I’ve often felt an amplified sense of emotion in the high alpine. My experience this spring has been no different. While much of this trip has been filled with engaging research, enjoyable and relaxing times getting to know my teammates and our wonderful Sherpa staff, the last few days have been defined by a different character.
Things are getting serious and the mood around base camp has changed. Gone are the days of socializing without preoccupation. Everyone who’s still left here is consumed with their summit bids—sneakily asking around about weather reports, route conditions and the timing of everyone’s attempts. I also have to add that the recent death of Alexey Bolotov has really affected me. I’m not going to comment more on the fifth fatality of the season other than to say that I’m filled with sadness and thoughts for his friends and family.
We’re still eyeing weather forecasts daily, but things seem to be centering on a May 22nd or 23rd summit day. That means we’ll likely depart base camp tonight at around 2AM and climb straight to camp two. Then we’ll take a rest day before continuing to camps three and four in the following days. There has been much discussion about my use of oxygen and the accompanying risk and logistical challenges to make my summit bid as safe as possible. Safe, in this case, is a relative term. More on that later.

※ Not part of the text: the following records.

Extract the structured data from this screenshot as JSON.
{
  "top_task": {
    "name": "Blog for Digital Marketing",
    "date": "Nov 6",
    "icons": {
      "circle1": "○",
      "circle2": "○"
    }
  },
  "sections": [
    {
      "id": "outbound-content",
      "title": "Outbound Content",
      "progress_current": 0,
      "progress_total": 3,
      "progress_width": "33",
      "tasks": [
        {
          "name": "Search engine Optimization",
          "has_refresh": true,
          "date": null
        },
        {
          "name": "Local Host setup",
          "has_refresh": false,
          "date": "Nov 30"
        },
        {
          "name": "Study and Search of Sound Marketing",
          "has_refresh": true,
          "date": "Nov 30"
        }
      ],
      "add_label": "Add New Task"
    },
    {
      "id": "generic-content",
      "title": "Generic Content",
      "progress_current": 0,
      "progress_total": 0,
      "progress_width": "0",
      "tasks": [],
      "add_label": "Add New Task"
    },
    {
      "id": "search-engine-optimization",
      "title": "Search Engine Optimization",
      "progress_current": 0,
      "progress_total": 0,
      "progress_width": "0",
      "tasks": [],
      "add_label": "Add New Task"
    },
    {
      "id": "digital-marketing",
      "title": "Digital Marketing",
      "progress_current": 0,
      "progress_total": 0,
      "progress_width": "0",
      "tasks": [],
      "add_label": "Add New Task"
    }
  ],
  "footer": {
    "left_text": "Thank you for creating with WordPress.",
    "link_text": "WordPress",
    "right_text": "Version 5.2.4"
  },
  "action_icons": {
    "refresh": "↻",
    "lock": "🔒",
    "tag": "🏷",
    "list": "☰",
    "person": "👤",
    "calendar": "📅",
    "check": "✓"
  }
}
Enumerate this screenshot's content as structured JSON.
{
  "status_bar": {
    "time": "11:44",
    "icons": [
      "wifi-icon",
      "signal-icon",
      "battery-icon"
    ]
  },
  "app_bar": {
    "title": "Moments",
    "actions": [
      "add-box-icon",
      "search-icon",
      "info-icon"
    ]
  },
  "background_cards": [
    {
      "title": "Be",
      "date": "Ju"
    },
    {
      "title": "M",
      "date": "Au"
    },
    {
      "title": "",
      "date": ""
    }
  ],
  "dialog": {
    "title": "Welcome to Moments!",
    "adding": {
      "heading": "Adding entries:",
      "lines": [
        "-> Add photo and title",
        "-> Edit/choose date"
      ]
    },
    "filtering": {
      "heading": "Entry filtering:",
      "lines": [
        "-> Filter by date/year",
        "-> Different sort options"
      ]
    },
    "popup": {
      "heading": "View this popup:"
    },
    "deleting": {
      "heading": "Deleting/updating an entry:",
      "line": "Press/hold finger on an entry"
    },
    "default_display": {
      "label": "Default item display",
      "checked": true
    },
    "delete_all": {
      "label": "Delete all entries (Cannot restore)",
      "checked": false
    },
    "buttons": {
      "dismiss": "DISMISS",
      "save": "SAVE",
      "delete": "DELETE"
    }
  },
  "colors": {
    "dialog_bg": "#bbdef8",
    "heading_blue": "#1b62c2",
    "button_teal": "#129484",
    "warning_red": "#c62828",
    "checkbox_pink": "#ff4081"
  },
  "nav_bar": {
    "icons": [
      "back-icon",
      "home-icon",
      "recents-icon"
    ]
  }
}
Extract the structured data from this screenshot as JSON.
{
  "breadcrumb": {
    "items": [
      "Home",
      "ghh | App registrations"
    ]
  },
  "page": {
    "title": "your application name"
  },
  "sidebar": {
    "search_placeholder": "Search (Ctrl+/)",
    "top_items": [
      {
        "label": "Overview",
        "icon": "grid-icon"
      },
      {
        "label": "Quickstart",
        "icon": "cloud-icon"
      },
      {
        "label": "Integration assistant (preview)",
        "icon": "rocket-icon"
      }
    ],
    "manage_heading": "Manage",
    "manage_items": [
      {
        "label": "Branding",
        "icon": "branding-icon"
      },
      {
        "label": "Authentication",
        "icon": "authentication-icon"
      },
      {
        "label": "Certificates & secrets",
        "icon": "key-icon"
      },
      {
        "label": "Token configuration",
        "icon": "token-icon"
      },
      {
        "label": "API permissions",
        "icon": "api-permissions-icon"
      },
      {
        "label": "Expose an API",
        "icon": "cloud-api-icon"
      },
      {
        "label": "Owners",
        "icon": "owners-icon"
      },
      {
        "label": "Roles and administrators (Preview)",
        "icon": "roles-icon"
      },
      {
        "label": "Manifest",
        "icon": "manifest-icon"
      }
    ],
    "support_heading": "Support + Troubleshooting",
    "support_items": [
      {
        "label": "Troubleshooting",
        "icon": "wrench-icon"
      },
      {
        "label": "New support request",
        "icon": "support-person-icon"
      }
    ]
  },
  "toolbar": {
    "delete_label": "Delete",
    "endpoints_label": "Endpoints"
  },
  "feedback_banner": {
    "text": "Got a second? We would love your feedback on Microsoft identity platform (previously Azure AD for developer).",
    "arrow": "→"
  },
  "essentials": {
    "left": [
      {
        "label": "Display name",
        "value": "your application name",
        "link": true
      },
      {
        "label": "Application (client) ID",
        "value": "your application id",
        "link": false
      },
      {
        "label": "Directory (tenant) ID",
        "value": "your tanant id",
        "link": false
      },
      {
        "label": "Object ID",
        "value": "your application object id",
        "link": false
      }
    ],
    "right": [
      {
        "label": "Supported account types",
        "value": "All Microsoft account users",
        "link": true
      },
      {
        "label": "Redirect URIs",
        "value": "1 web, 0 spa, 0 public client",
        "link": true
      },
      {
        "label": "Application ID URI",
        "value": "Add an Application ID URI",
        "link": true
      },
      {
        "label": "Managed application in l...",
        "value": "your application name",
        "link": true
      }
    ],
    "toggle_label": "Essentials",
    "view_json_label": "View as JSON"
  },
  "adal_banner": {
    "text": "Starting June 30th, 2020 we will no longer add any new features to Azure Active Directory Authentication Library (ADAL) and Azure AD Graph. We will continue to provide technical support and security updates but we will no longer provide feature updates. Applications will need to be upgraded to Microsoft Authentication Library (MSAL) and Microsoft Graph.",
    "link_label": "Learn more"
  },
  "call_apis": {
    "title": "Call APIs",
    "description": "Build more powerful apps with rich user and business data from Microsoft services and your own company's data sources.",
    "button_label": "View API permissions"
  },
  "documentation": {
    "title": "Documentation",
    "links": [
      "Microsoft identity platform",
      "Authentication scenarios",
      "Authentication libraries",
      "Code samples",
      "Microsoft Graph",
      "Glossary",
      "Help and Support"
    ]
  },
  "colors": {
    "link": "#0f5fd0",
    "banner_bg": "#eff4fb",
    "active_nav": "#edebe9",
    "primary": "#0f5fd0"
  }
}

The biggest part of my safety net is my partner Nurbu, a 42-year-old Sherpa who is the most experienced member of our staff. Nurbu, originally from Nepal’s Rolwaling valley, now has a wife and seven year old daughter in Kathmandu. He describes his climbing history in broken English, the heavy smell of cigarettes apparent on his breath: “Fourteen times Everest, Lhotse, Cho Oyu, Shishapangma…” In a single year, he climbed five of the world’s highest mountains: Everest, Gasherbrum I and II, Broad Peak, and the North Ridge of Manaslu. Anyhow, despite his age and smoking, Nurbu is still strong as ever, and I trust his experience and judgment immensely. We’ve been hanging out a bit to get to know each other better, and I look forward to our partnership.
Oxygen does a lot of things. Fortunately, we usually don’t have to spend too much time wondering what they are. On the uppermost slopes of the world’s highest peaks—those few escarpments of rock and ice that jut well above 8000m—the effects of supplemental oxygen are enormous. Almost immediately after strapping on an oxygen mask and cranking their regulator to a liter or two per minute, climbers report feeling warmer and moving faster, not to mention improved mental function, appetite and ability to sleep. Going without this aid reveals these huge mountains to be the unforgiving and inhospitable places they truly are. It seems all too easy to forget these realities with the comforts of base camp and the support we all receive from Sherpas, experienced staff and modern technology.
I’m not sure what my motivations are or what my decision regarding oxygen will be. At the moment, I’ve committed to climbing to camp four before making any calls. If I feel mentally and physically capable of trying Lhotse without oxygen, that’s what I’ll do. It may be strange to put a priority on something so arbitrary as artificial oxygen over such tangibles: summit chances, comfort, fingers and toes, life itself. In this case, I place more value and ultimately derive more fulfillment in trying something that is genuinely challenging and uncertain for myself than to have it all figured out. I don’t always have these priorities—certainly not in climbing. Most of my climbs are well within my comfort zone and are more about experiencing cool places or sharing them with friends. In this case, the few times a year that I try something big, I’m exploring deeper things about myself that are harder to explain.
Around my junior year of high school, I started trying to win big races in cross country and track. By that point, I’d won a fair number of junior varsity races and had been around the block at the district and regional level. Winning states was the holy grail, but that demanded a different level of competitiveness. For one, you couldn’t just run away from the competition…you had to be extremely fit, outsmart the field, and get lucky. After high finishes in a few state championships, I started trying to make moves that defined the race instead of just letting things happen to me. After enough big cracks at a state championship, some filled with excruciating heartbreak, I was ready to execute. As a senior, I pounced with 400m to go in the indoor two mile. The race was fairly fast paced and had become a duel. My move was strong enough to suppress even the slightest response from my only remaining competitor. I crossed the line in 9:06, recording just 59 seconds over my last two laps.
It’s easy to get paralyzed by doubt, especially when the consequences for your actions are worse than embarrassing yourself at the state championship. This isn’t a contest, and I want to be clear that I don’t treat my climbs as athletic events, but I’m still ready to give myself a chance at something special and meaningful to me. That indoor season, I overcame shin problems, a concussion (!!) and during the state championship race itself, an agonizing stomach cramp that bothered me for a week after the race. My preparation during this expedition hasn’t been perfect, but I’ve been healthy this whole trip and I’m in a good overall state. I’m not ready to give up on a dream before I’ve given it a fair shot. I’m here to go into my personal unknown and make mature decisions. Steve House, perhaps the greatest alpinist of the modern era, described some of his routes not as death defying acts, but rather as relationships between himself and the world that were true, just yet to be revealed. Today, I have the tremendous opportunity and privilege to discover my relationship with the Himalaya, the greatest mountains in the world.